Oberlandesgericht Hamm, Beschluss vom 28.02.2013 – II-1 WF 47/13
Massiver „Telefonterror“ mit zivilrechtlichen Folgen: fast zwei
Jahre Ordnungshaft
Wiederholte, über mehrere Monate andauernde Verstöße gegen ein
gemäß dem Gewaltschutzgesetz (GewSchG) verhängtes Kontaktverbot
können mit insgesamt 720 Tagen Ordnungshaft geahndet werden.
Das hat der 1. Senat für Familiensachen des Oberlandesgerichts
Hamm entschieden und damit die Anordnung der Ordnungshaft durch
das Amtsgericht – Familiengericht – Bielefeld bestätigt.
Dem 36 Jahre alten Antragsgegner aus Seelze (Region Hannover) hatte
das Amtsgericht Bielefeld mit einer am 06.06.2012 erlassenen Gewaltschutzanordnung
untersagt, mit der 44 Jahre alten Antragstellerin
aus Bielefeld – auch unter Verwendung von Mitteln der Fernkommunikation
– in Kontakt zu treten und sich ihr und ihrer Wohnung näher als
20 m zu nähern. Vorausgegangen waren Versuche des Antragsgegners,
der in keiner Beziehung zur Antragstellerin stand, sich der der
Antragstellerin gegen ihren Willen in ihrem Wohn- und Arbeitsbereich
zu nähern. Hinzu kamen ein vom Antragsgegner ausgeübter massiver
„Telefonterror“ mit mehreren hundert Anrufversuchen binnen weniger
Tage sowie vom Antragsgegner versandte SMS und Emails, u.a. mit
bedrohlichen, auf den Tod Bezug nehmenden Inhalten.

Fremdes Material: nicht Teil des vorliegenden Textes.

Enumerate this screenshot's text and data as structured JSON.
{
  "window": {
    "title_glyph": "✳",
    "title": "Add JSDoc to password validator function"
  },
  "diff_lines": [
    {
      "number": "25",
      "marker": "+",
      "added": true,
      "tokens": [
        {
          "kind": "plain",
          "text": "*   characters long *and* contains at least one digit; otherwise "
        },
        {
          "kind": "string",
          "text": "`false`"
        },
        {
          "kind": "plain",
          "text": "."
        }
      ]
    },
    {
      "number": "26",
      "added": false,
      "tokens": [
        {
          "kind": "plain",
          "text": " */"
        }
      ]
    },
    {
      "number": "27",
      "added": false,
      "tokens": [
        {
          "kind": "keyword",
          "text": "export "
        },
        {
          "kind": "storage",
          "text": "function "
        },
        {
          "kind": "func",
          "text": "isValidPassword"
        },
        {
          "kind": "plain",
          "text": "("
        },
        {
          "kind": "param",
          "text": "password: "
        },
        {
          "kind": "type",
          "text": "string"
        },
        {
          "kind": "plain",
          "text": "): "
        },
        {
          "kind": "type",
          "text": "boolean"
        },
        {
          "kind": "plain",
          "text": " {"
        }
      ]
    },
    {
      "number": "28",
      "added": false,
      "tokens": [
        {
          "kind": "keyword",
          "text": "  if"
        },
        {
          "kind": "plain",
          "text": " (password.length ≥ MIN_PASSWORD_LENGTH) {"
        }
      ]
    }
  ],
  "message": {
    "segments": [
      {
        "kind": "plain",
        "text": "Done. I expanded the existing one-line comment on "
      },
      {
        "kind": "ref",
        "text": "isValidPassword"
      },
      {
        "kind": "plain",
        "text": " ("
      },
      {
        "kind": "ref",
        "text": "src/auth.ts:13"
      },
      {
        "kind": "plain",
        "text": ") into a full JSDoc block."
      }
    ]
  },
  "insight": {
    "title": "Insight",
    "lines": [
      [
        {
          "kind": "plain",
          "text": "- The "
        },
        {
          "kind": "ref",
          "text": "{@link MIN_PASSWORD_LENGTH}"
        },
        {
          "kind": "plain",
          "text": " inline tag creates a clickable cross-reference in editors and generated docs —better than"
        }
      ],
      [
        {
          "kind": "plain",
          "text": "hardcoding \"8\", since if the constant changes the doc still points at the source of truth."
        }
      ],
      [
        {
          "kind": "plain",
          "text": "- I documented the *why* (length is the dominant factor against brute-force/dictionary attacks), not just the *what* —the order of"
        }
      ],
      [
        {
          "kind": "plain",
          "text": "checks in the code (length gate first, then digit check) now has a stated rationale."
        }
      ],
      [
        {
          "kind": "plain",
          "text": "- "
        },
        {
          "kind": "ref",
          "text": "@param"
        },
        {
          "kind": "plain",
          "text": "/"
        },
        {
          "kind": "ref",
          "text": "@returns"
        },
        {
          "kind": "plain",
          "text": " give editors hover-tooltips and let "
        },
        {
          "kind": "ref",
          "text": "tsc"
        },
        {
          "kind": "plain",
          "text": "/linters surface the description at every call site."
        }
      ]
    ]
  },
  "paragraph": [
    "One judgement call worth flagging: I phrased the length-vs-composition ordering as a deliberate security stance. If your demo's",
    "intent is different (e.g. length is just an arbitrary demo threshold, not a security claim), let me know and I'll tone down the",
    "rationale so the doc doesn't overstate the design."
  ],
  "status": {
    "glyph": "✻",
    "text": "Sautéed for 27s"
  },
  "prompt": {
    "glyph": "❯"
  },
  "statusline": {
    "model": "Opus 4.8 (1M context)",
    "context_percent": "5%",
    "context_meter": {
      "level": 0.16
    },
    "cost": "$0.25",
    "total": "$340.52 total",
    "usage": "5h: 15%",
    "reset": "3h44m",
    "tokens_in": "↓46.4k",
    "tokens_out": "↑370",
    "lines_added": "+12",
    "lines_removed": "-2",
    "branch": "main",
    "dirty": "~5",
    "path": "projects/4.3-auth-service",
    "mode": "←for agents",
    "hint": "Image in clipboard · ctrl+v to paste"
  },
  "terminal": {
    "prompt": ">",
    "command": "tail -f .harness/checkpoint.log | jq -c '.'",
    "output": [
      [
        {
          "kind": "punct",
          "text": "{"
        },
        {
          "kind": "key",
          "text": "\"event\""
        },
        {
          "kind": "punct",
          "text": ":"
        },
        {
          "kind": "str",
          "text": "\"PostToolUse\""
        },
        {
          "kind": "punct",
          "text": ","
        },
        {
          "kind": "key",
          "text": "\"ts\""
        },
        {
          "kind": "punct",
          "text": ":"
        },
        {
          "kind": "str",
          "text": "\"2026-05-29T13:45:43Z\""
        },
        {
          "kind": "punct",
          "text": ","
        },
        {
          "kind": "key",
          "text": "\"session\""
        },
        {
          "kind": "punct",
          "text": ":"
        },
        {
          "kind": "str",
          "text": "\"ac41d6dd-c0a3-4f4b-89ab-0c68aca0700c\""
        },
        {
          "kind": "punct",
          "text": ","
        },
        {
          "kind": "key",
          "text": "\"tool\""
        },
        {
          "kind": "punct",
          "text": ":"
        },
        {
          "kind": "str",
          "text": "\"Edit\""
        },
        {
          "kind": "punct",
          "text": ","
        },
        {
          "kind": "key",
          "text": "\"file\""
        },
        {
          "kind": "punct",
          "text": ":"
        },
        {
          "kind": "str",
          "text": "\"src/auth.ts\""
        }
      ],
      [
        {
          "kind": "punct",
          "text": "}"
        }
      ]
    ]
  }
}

Auch nach der Zustellung der Gewaltschutzanordnung vom 06.06.2012
ignorierte der Antragsgegner die ausgesprochenen Verbote und kontaktierte
die Antragstellerin bis Mitte August 2012 erneut mit zahlreichen
Telefonanrufen und Emails. Zudem legte er ihr in Kenntnis ihrer
Angst vor Spinnen eine lebende Vogelspinne in einem als Geschenk
für ihren Sohn verpackten Päckchen in den Briefkasten. Wiederholte
Ermahnungen von Seiten der Polizei ließ er unbeachtet. Die weiteren
Zuwiderhandlungen sanktionierte das Amtsgericht Bielefeld mit Beschluss
vom 07.09.2012, indem es gegen den Antragsgegner 90 Tage
Ordnungshaft verhängte.
Für weitergehende Verstöße durch u.a. mehr als 450 Anrufe in der Zeit
von Ende August 2012 bis Ende November 2012 – verhängte das
Amtsgericht Bielefeld mit Beschluss vom 16.01.2013 insgesamt weitere
630 Tage Ordnungshaft. Die gegen diesen Beschluss vom Antragsgegner
eingelegte sofortige Beschwerde hat der 1. Senat für Familiensachen
des Oberlandesgerichts Hamm am 28.02.2013 zurückgewiesen.
Der Antragsgegner habe die Antragstellerin auch nach dem Beschluss
vom 07.09.2012 in massiver Weise mit Telefonanrufen und Emails belästigt
und geängstigt. Der diesbezüglichen Darstellung der Antragstellerin
sei er nicht entgegengetreten. Die vom Amtsgericht verhängte Ordnungshaft
sei nicht zu beanstanden. Die Antragstellerin leide sehr unter den
ständigen Verstößen und müsse Ängste aushalten, weil der Antragsgegner s
sich durch die bisherigen Maßnahmen nicht habe beeindrucken lassen.
Der Senat halte es daher für geboten, den möglichen Rahmen der Ordnungshaft
von bis zu zwei Jahren nahezu gänzlich auszuschöpfen.